The very, very good news is that van Vleuten is basically fine. She suffered a concussion and a few fractures in her lower back, but considering that is a crash where the best-case scenario on most days is that you are in a wheelchair the rest of your life, she got off easy. Of course, since this is the Olympics and people are so hyped up on competition, a woman almost dying was pretty secondary to the rest of the race. The NBC commentators barely mentioned it before moving on, and van Vleuten's teammate Anna van der Breggen sped right past her friend's motionless body to win the gold.
#4. A Selfie Showed Korean Leaders That Peace Is Possible
North and South Korea have been at war with each other since 1950. They've spent more than half a century in a tense standoff, and as recently as while I am writing this they are threatening to kill us all.
That's why it was kind of shocking to see two young gymnasts from the different countries chatting with each other and then stopping to take a selfie.

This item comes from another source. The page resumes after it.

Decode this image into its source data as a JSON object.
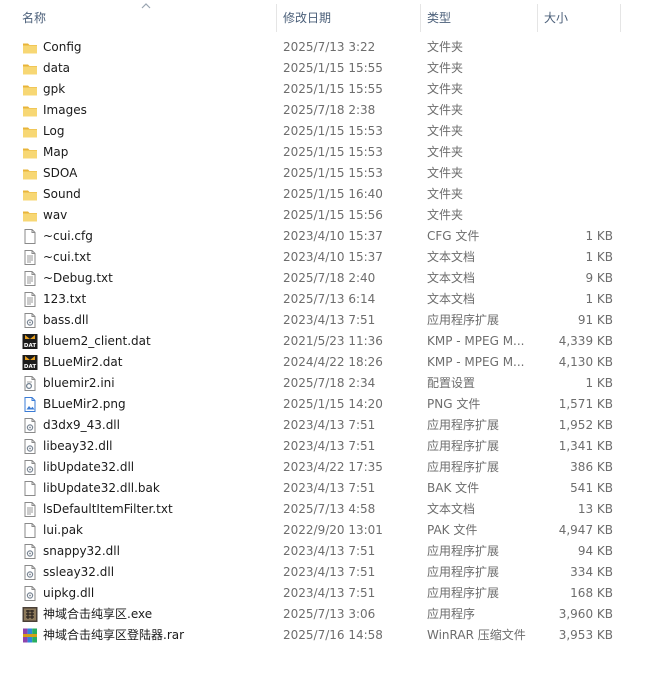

WORLD LEADERS: IT'S THIS SIMPLE.
As soon as the picture hit the web, social media exploded with concerns that Hong Un-jong was going to go back to North Korea and be disciplined, maybe even killed. After all, we know that place is part of the Axis of Evil and run by a dangerous, cheese-loving megalomaniac. And there is precedent; Olympians have applied for asylum in the past due to things that happened during the Games. But Hong is far more likely to be heralded as a star when she gets home, getting special housing and maybe even a film made about her life. That's because North Korea sees sports as one of the best ways of making them look somewhat normal to the rest of the world. They even have a name for it: "sports diplomacy." And it works! How can you be thinking about Kim Jong-un with his finger on the red button when you look at that young girl's smiling face?
Andy Buchanan/AFP/Getty Images
Who needs nukes when you've got those guns?
Of course, it's probably less effective when North Korean athletes start beating us, like Hong did in Beijing in 2008, where she won the gold medal in vault. Is Kim Jong-un breeding a race of adorable gymnasts who can leap over our defenses on the 38th parallel? Why am I the only one asking this question?